As in so many times before, my steadfast little ship strained all her heart to finally come alongside and bring me to safety.
Forgive me for sounding a little emotional at this point; it had been a really trying day. The harbour master was lovely and somehow we managed to communicate in a weird fusion of German, Dutch and English! He offered to contact an engineer to visit me the following morning and true to form, Simon arrived at nine on the dot! He confirmed what I already knew, that my gearbox was kaput. Two hours later he returned with a colleague and they had it out of the engine-room and on its way to their workshop. I dread to think how much this is going to cost but if I had been in England there’s no telling how long I would have had to wait for help. The only consolation is that I have probably picked the best country in Europe to have a major technical catastrophe.

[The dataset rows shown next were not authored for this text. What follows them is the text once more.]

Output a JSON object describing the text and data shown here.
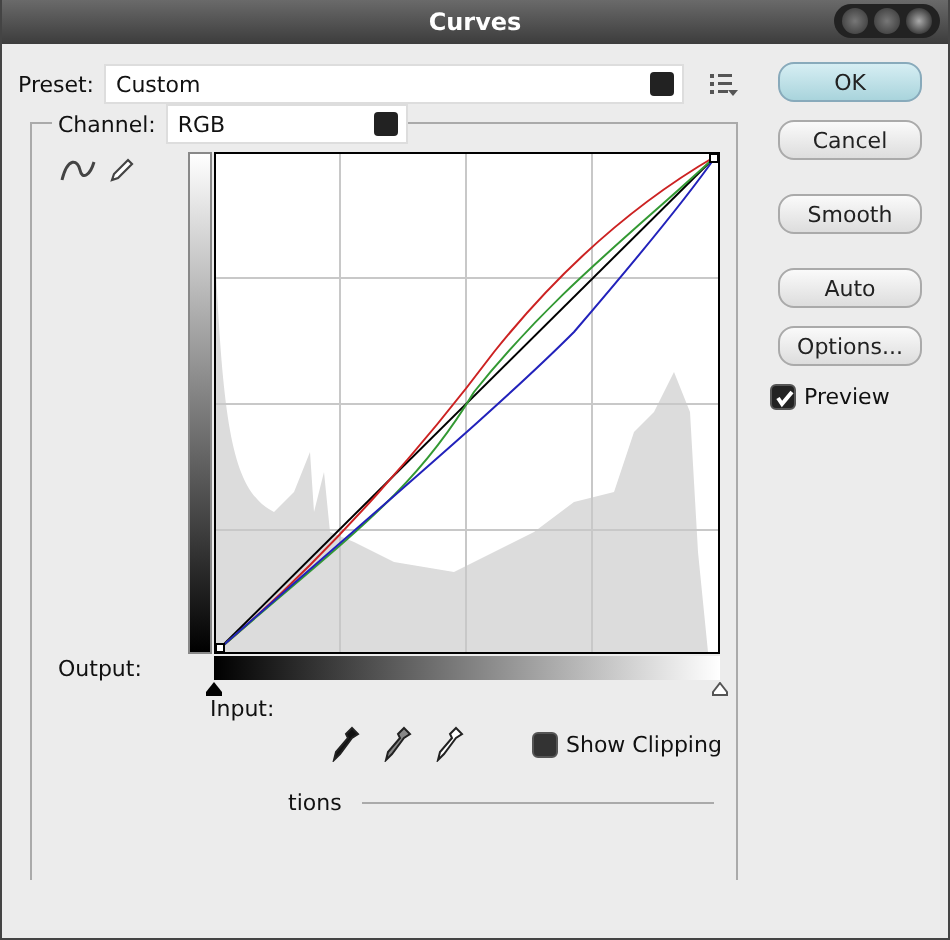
{
  "window": {
    "title": "Curves"
  },
  "preset": {
    "label": "Preset:",
    "value": "Custom"
  },
  "channel": {
    "label": "Channel:",
    "value": "RGB"
  },
  "graph": {
    "output_label": "Output:",
    "input_label": "Input:"
  },
  "show_clipping": {
    "label": "Show Clipping",
    "checked": false
  },
  "display_options": {
    "label": "tions"
  },
  "buttons": [
    {
      "label": "OK",
      "default": true
    },
    {
      "label": "Cancel",
      "default": false
    },
    {
      "label": "Smooth",
      "default": false
    },
    {
      "label": "Auto",
      "default": false
    },
    {
      "label": "Options...",
      "default": false
    }
  ],
  "preview": {
    "label": "Preview",
    "checked": true
  }
}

Since I arrived here I have been amazed by the immensity of the vessels passing through the sluis. Their size makes one feel so tiny and insignificant.
And right now, that’s exactly how I feel. My limits never seem to surprise me, but I feel truly humbled by the sheer power of the sea and the vulnerability of being out there alone, using every ounce of courage and skill to outwit the brutal elements.
How will I ever be able to live on land again after this?